Reposted from northernpublicradio.org
Last Friday, I did something terrifying.
Not only did I leave the house for the first time in 15 months, but I got up in front of a live audience at the Field Museum and tried something I have never done – stand-up comedy. It was all part of an NIU sponsored event with Science Riot, a non-profit that trains researcher in the art of comedy for the sake of accessible and more effective science communication. And I learned three things:
First, the most difficult part is not being funny; it is concision and brevity. Researchers like myself learn to write long, complicated explanations containing words like ‘concision’ and ‘brevity.’ There’s no room for that in a short stand-up piece that has got to make its point from the first sentence.
Second, I talk to rooms full of students every day. But comedians live dangerously. They get up on stage without any of the emotional support objects — notes, computers, PowerPoint slides or textbooks. Standing there — feeling naked and vulnerable — was definitely outside my comfort zone.

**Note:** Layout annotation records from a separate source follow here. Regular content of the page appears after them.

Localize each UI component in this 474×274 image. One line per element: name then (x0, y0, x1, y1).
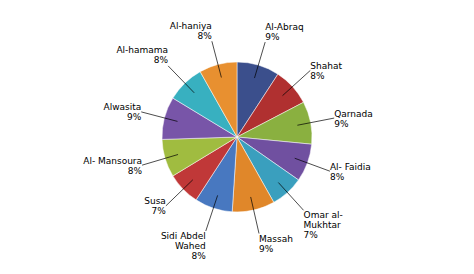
pie: Al-Abraq9%Shahat8%Qarnada9%Al- Faidia8%O… (83, 21, 373, 261)
data-label: 9% (127, 112, 142, 122)
leader-line (141, 112, 177, 122)
slice-label: Al-haniya (170, 21, 212, 31)
slice-label: Alwasita (103, 102, 141, 112)
data-label: 8% (192, 251, 207, 261)
slice-label: Qarnada (334, 109, 373, 119)
slice-label: Omar al-Mukhtar (304, 210, 343, 230)
slice-label: Al- Faidia (330, 162, 371, 172)
leader-line (251, 197, 259, 234)
slice-label: Al-Abraq (265, 22, 304, 32)
leader-line (297, 118, 334, 125)
data-label: 9% (334, 119, 349, 129)
slice-label: Shahat (310, 61, 342, 71)
data-label: 9% (259, 244, 274, 254)
slice-label: Massah (259, 234, 293, 244)
data-label: 8% (154, 55, 169, 65)
leader-line (166, 180, 193, 206)
chart: Al-Abraq9%Shahat8%Qarnada9%Al- Faidia8%O… (0, 0, 474, 274)
slices (162, 62, 312, 212)
leader-line (142, 154, 178, 165)
slice-label: Sidi AbdelWahed (161, 231, 206, 251)
leader-line (168, 66, 194, 93)
slice (200, 62, 237, 137)
data-label: 9% (265, 32, 280, 42)
slice (162, 137, 237, 176)
leader-line (278, 183, 303, 211)
data-label: 8% (198, 31, 213, 41)
slice-label: Al-hamama (116, 45, 168, 55)
leader-line (295, 158, 330, 171)
labels: Al-Abraq9%Shahat8%Qarnada9%Al- Faidia8%O… (83, 21, 373, 261)
data-label: 7% (304, 230, 319, 240)
data-label: 8% (310, 71, 325, 81)
slice (232, 137, 274, 212)
data-label: 8% (128, 166, 143, 176)
leader-line (212, 41, 222, 77)
slice-label: Al- Mansoura (83, 156, 142, 166)
leader-line (283, 70, 311, 95)
data-label: 8% (330, 172, 345, 182)
leader-line (206, 195, 218, 231)
leader-line (254, 42, 265, 78)
data-label: 7% (152, 206, 167, 216)
slice-label: Susa (144, 196, 166, 206)
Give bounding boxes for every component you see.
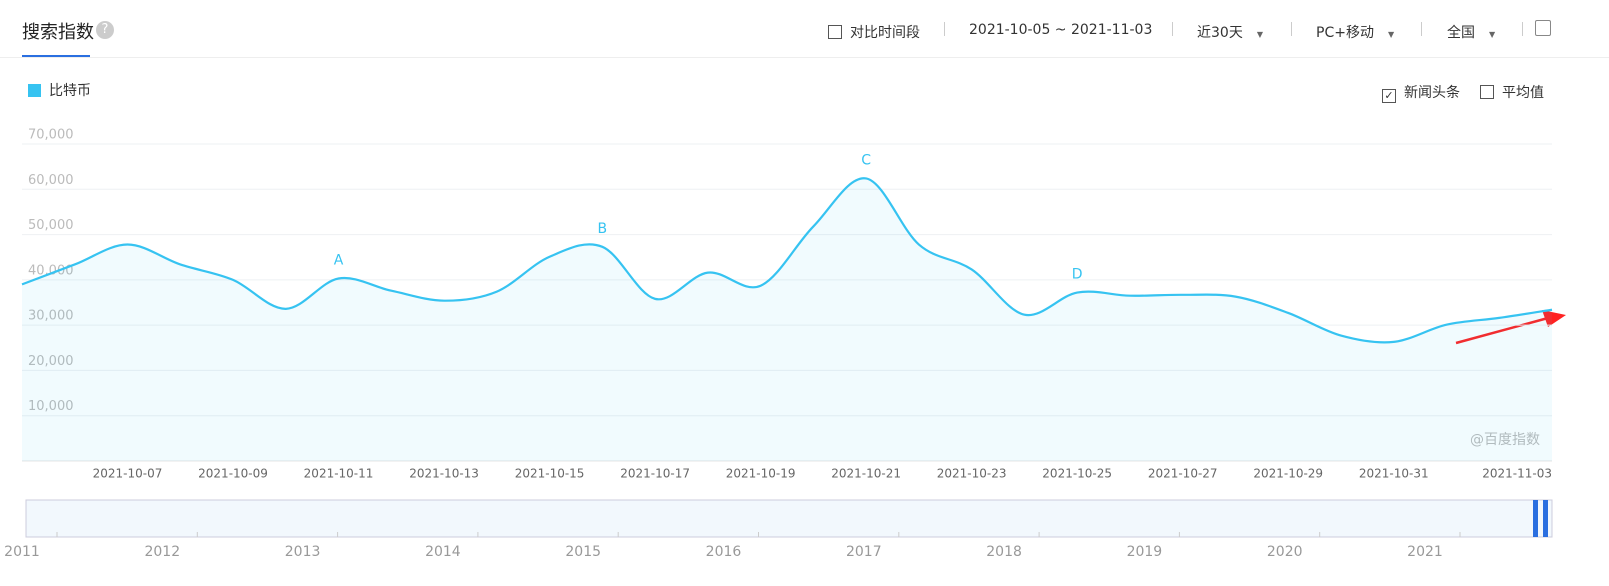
navigator-year: 2015 xyxy=(565,544,601,560)
annotation: A xyxy=(334,252,344,268)
navigator-year: 2017 xyxy=(846,544,882,560)
watermark: @百度指数 xyxy=(1470,432,1540,448)
device-select[interactable]: PC+移动 ▼ xyxy=(1316,25,1395,41)
navigator-year: 2020 xyxy=(1267,544,1303,560)
navigator-year: 2016 xyxy=(706,544,742,560)
region-label: 全国 xyxy=(1447,25,1475,41)
arrow xyxy=(1455,316,1549,345)
line xyxy=(21,177,1553,344)
option-label: 新闻头条 xyxy=(1404,85,1460,101)
navigator-year: 2014 xyxy=(425,544,461,560)
news-toggle[interactable]: ✓ 新闻头条 xyxy=(1382,82,1460,103)
tab-underline xyxy=(22,55,90,57)
y-tick-label: 50,000 xyxy=(28,218,74,233)
legend-label: 比特币 xyxy=(49,83,91,99)
annotation: C xyxy=(861,152,871,168)
x-tick-label: 2021-10-27 xyxy=(1148,467,1218,481)
x-tick-label: 2021-10-07 xyxy=(93,467,163,481)
x-tick-label: 2021-10-23 xyxy=(937,467,1007,481)
period-select[interactable]: 近30天 ▼ xyxy=(1197,25,1263,41)
x-tick-label: 2021-11-03 xyxy=(1482,467,1552,481)
annotation: B xyxy=(598,221,608,237)
navigator-year: 2011 xyxy=(4,544,40,560)
area-fill xyxy=(22,178,1552,461)
region-select[interactable]: 全国 ▼ xyxy=(1447,25,1496,41)
export-icon[interactable] xyxy=(1535,20,1551,36)
x-tick-label: 2021-10-15 xyxy=(515,467,585,481)
tab-title[interactable]: 搜索指数 xyxy=(22,22,94,43)
navigator-handle[interactable] xyxy=(1543,500,1548,537)
y-tick-label: 10,000 xyxy=(28,399,74,414)
x-tick-label: 2021-10-25 xyxy=(1042,467,1112,481)
y-tick-label: 60,000 xyxy=(28,173,74,188)
period-label: 近30天 xyxy=(1197,25,1243,41)
legend-swatch xyxy=(28,84,41,97)
option-label: 平均值 xyxy=(1502,85,1544,101)
x-tick-label: 2021-10-31 xyxy=(1359,467,1429,481)
navigator-year: 2012 xyxy=(144,544,180,560)
separator xyxy=(944,22,945,36)
x-tick-label: 2021-10-21 xyxy=(831,467,901,481)
x-tick-label: 2021-10-17 xyxy=(620,467,690,481)
x-tick-label: 2021-10-09 xyxy=(198,467,268,481)
arrow-head xyxy=(1542,310,1566,327)
navigator-year: 2013 xyxy=(285,544,321,560)
x-tick-label: 2021-10-11 xyxy=(304,467,374,481)
divider xyxy=(0,57,1609,58)
date-range[interactable]: 2021-10-05 ~ 2021-11-03 xyxy=(969,22,1153,38)
separator xyxy=(1172,22,1173,36)
average-toggle[interactable]: 平均值 xyxy=(1480,82,1544,102)
annotation: D xyxy=(1072,267,1083,283)
device-label: PC+移动 xyxy=(1316,25,1374,41)
x-tick-label: 2021-10-29 xyxy=(1253,467,1323,481)
separator xyxy=(1522,22,1523,36)
navigator[interactable] xyxy=(25,499,1553,538)
separator xyxy=(1291,22,1292,36)
legend[interactable]: 比特币 xyxy=(28,80,91,100)
x-tick-label: 2021-10-19 xyxy=(726,467,796,481)
y-tick-label: 30,000 xyxy=(28,309,74,324)
x-tick-label: 2021-10-13 xyxy=(409,467,479,481)
compare-toggle[interactable]: 对比时间段 xyxy=(828,22,920,42)
help-icon[interactable]: ? xyxy=(96,21,114,39)
y-tick-label: 40,000 xyxy=(28,263,74,278)
separator xyxy=(1421,22,1422,36)
navigator-year: 2021 xyxy=(1407,544,1443,560)
compare-label: 对比时间段 xyxy=(850,25,920,41)
navigator-handle[interactable] xyxy=(1533,500,1538,537)
y-tick-label: 70,000 xyxy=(28,128,74,143)
navigator-year: 2018 xyxy=(986,544,1022,560)
navigator-year: 2019 xyxy=(1127,544,1163,560)
y-tick-label: 20,000 xyxy=(28,354,74,369)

Finally, science needs comedy. With the rise in conspiracy theories and science denialism, it is clear that accessible, understandable, and even entertaining science communication is needed more than ever.
I do not know whether I will be repeating this any time soon. But I can tell you the experience has provided me with new ways to make my work accessible outside the 5 or 6 colleagues I typically get to talk to. And that’s no joke.
I’m David Gunkel and that’s my perspective.